I keep seeing that heartbeat in my minds eye. Poor baby. May it's soul rest in peace. It was likely living in an infection ridden world which was getting smaller and smaller by the hour as the amniotic fluid had broken and there was hardly any left. Sorta like a fish in a tank but say only 10% of the volume remained.
She will likely remain in my memory bank of memorable patients for quite some time.
At one point in the day, she seemed quite surprised when I mentioned I hadn't given this drug (the miffey) to anyone before so I was reading up and double checking all the things I had to do in regards to it.
Breastfeeding Hx.
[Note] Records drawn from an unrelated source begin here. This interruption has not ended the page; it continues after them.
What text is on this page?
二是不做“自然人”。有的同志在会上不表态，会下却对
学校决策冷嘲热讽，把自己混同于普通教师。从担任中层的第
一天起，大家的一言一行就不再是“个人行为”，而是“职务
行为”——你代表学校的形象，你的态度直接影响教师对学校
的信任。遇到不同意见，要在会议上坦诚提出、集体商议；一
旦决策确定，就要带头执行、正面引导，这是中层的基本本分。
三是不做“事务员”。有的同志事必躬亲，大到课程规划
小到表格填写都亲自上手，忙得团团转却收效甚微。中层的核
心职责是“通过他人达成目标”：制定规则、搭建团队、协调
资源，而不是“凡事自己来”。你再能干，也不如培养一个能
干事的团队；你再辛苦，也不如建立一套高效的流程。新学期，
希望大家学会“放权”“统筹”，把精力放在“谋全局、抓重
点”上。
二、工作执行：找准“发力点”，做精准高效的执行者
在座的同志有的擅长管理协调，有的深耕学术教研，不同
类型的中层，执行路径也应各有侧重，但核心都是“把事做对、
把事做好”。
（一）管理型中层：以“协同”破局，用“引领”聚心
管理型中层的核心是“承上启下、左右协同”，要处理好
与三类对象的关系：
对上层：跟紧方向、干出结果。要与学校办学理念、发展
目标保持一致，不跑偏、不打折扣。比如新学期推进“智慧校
She fed her first child for approx 3-4 days she said and then sorta it didn't work out so she gave up.
At that time I didn't bring up more information which in hindsight I should have, which was that we should give her a medication to surpress lactation as that would complicate an already stressful time.
Lady no 2.
Heavy smoker.
40+
with a very young looking husband considering.
4th baby,
many previous miscarriages (10?)
muslim.
Nice lady
36+0
kept having irratable uterus/tightenings/contractions on and off since 3am.
Cervix remained long and closed.
When the endone settled her pain, then you could see what her uterus was doing on the CTG more clearly and it made her contractions seem worse But actually it was because she would stop withering around so it could monitor them more effectively and clearly -
rather than them actually being "Worse" (I think, anyway).
I barely had time for a palp (where does time go...).
I had to transfer her to u/s for a scan because her previous scan was really bad (polyhydramnios and macrosomia) but then subsequent scan said normal liquor volume and normal sized head (lols) so they just wanted to check that because they'd already convinced her to a c-section based on issues 1 and 2. So was the bad scan right or the good scan right.
The inhouse scan was there to decide.
Apparently the good scan was right.
As I left the contractions/etc, hadn't fully settled and she was still there on the worlds longest CTG that I have to admit I was doing a piss poor job of monitoring.
Also they were planning not to intervene in stopping the birth should it continue as 36+ weeks is good enough, really, in the scheme of things.
Memorable moments of the day
So I'm in ultrasound with lady no2. and we're talking about why would we have more children (like you know, conversational) and the sonographer guy comes to me and shows me a name on a paper and says "is she coming for a scan" and I say no, I have her too and they've cancelled her scan. And he says "so what do I record"? And I say I don't know, she doesn't need it anymore because they've decided ...
...
..
and then I think hum. Maybe I shouldn't say too much. In anycase, the scan is no longer needed.
Lady no.2 about to have baby no 4. doesn't need to know that Lady no1. is having a bad day next door.
Does she now.
Count your blessings cause it ain't easy for everyone.
The social worker coming in and doing a whole speil and show with Lady no1. She looked quite young. But it made me also think about the types of people she has to see in the hospital and what she has to do all day. Talk to people basically having the worst time of their lives. When is the happy patient?